= Job-seeking expense tax deductions =

Income tax breaks in the United States

Generally, expenses related to the carrying-on of a business or trade are deductible from a United States taxpayer's adjusted gross income. For many taxpayers, this means that expenses related to seeking new employment, including some relevant expenses incurred for the taxpayer's education, can be deducted, resulting in a tax break, as long as certain criteria are met. On average, United States job seekers can spend upwards of $300 per month in related job-seeking services.

The Tax Cuts and Jobs Act suspended the deduction for moving expenses and job search expenses for most taxpayers for tax years beginning after December 31, 2017 through January 1, 2026. This suspension does not apply to members of the Armed Forces of the United States on active duty who move pursuant to a military order related to a permanent change of station.
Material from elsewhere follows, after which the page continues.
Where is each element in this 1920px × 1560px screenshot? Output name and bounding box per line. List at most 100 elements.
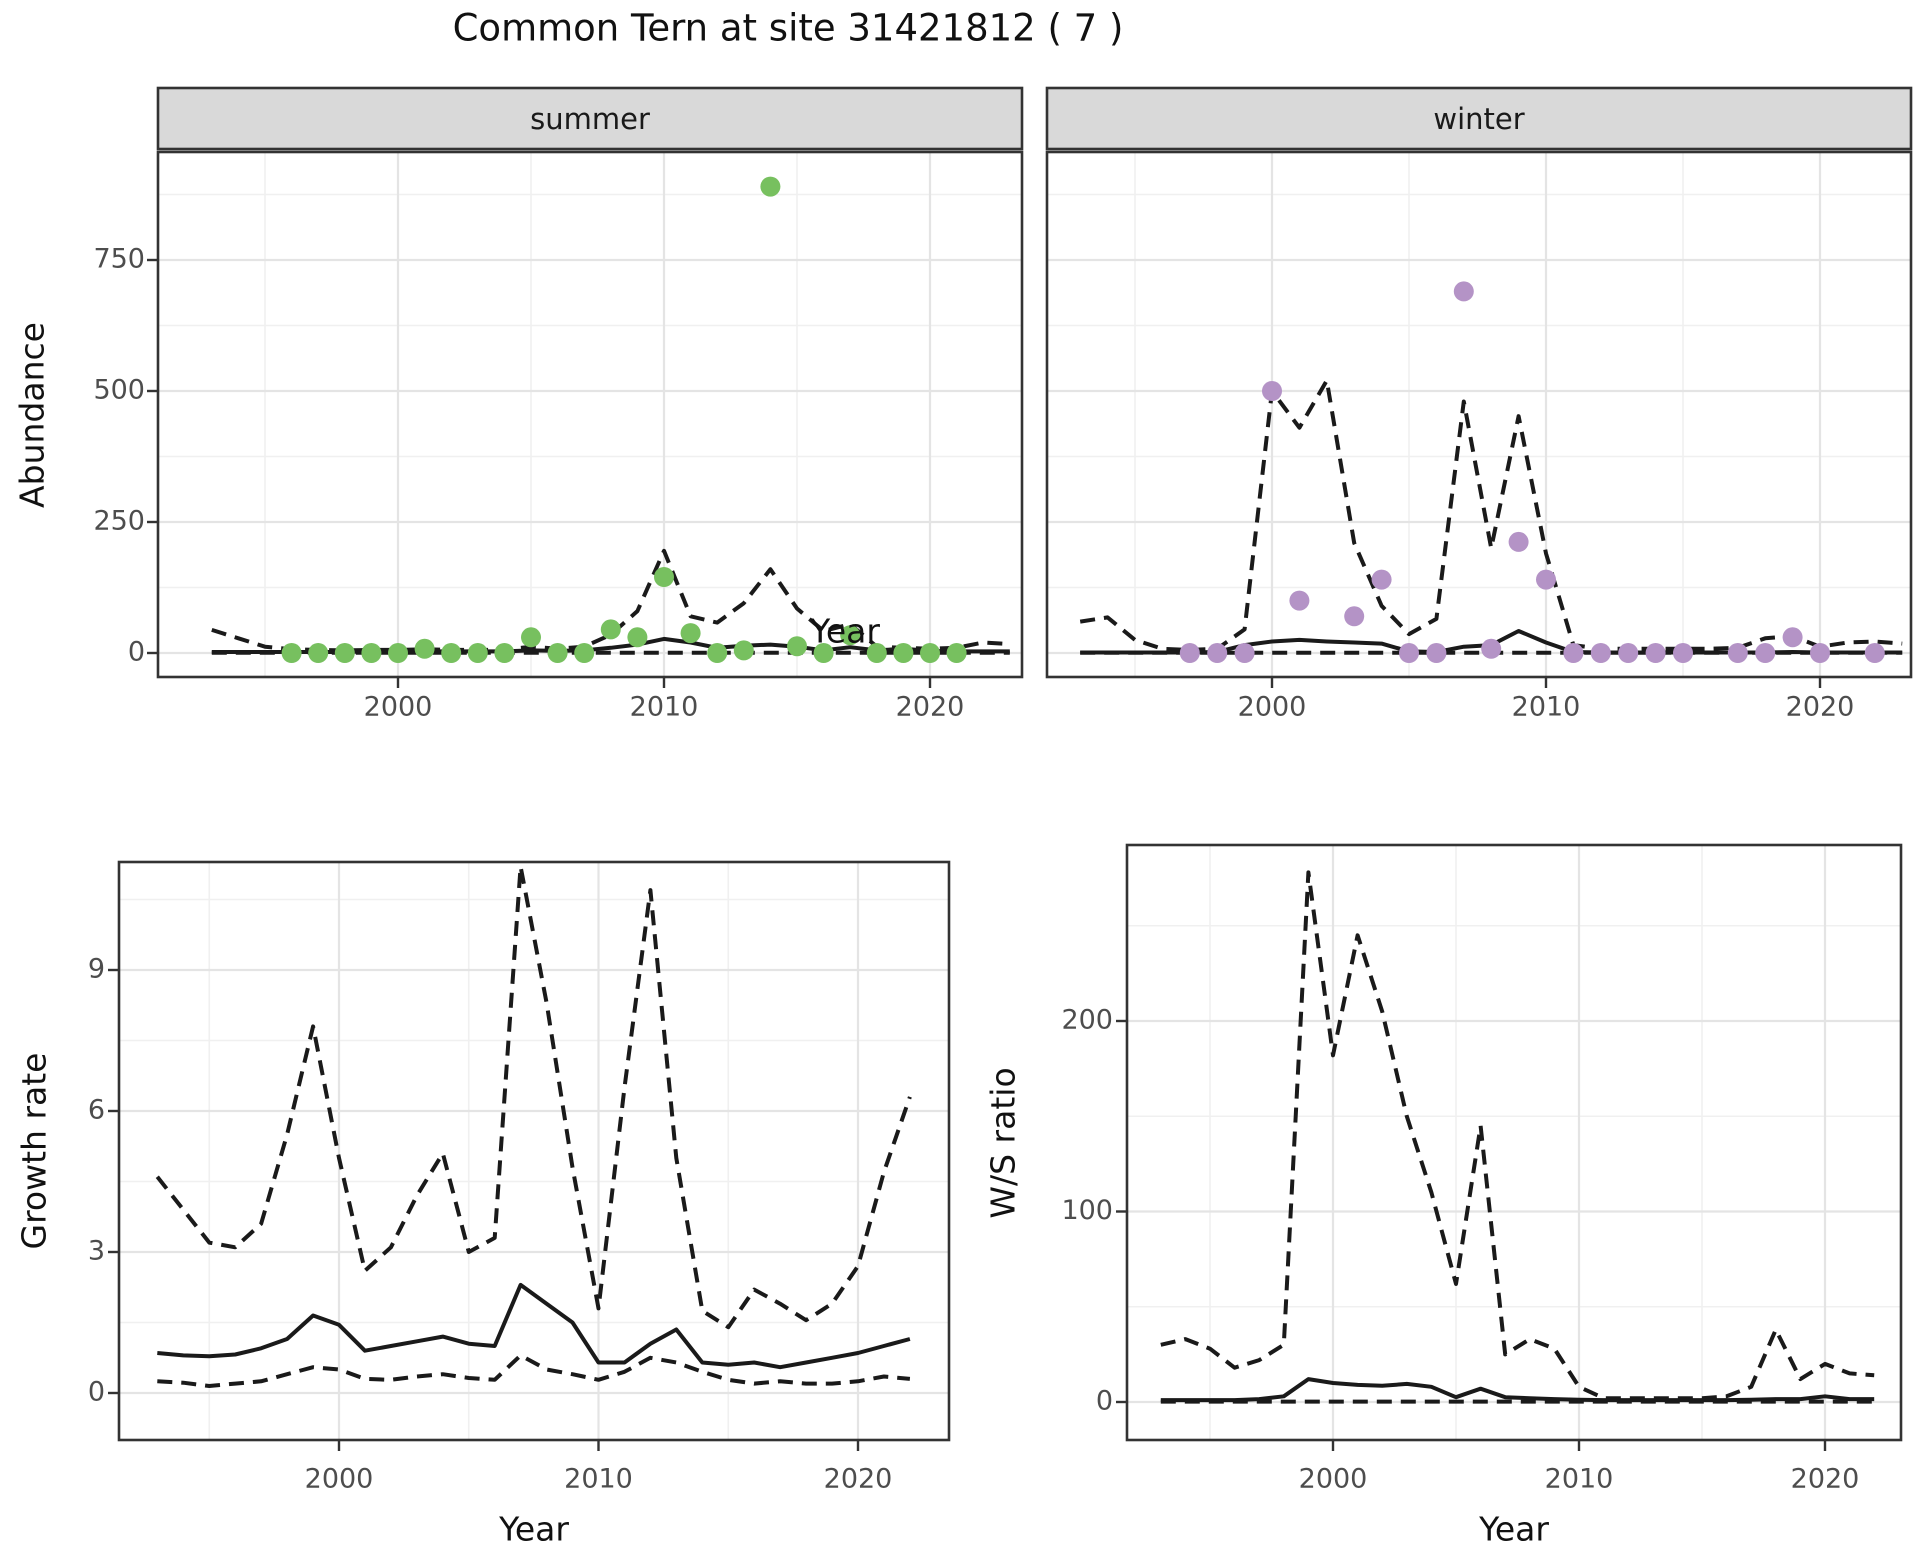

First, such costs must qualify as expenses, as contemplated by the U.S. tax code, and not as capital expenditures (generally, a capital expenditure is a cost associated with producing a benefit with a useful life of more than one year, such as a long-term investment). Second, if the cost qualifies as an expense, it may be deductible if it can be characterized as an "ordinary and necessary expense paid or incurred during the taxable year in carrying on any trade or business...." For purposes of the average taxpayer looking to deduct expenses related to seeking new employment, the relevant inquiry is whether the new position sought can be deemed to be "carrying on" the prior business or trade of that taxpayer, as costs associated with starting up a new business or trade are not immediately deductible and are subject to a special form of amortization.

Whether seeking new employment, and the costs associated therewith, can be deemed as "carrying on" a prior business or trade is fact- and context-specific. However, the IRS, with approval of the courts, has insisted on a high degree of sameness between the new position sought and the previous means of employment. This means that if substantial differences exist between the duties, tasks, and activities of the taxpayer's prior job and those of the job he now seeks, then the expenses incurred will be deemed to be start-up costs, and not subject to immediate deduction. Similarly, if the taxpayer has undergone a significant hiatus between the prior position of employment and the one now sought, expenses will not be considered "carrying on" the business or trade. Again, whether a hiatus would be considered significant is highly fact- and context-specific. The relevant inquiry here should be whether there is a "substantial lack of continuity." If the taxpayer terminated his previous employment with little indication of seeking a new position in the same profession, it is likely that time spent unemployed or employed in a different field would prevent the taxpayer from claiming that he was "carrying on" his prior business or trade.

The ability to deduct the costs of seeking new employment is a distinct advantage for many taxpayers, but one likely to be overlooked. To recap, a taxpayer may only deduct the costs associated with seeking new employment when that taxpayer is searching for a new employer in substantially the same profession. Further, a significant hiatus between jobs may bar claiming this type of deduction.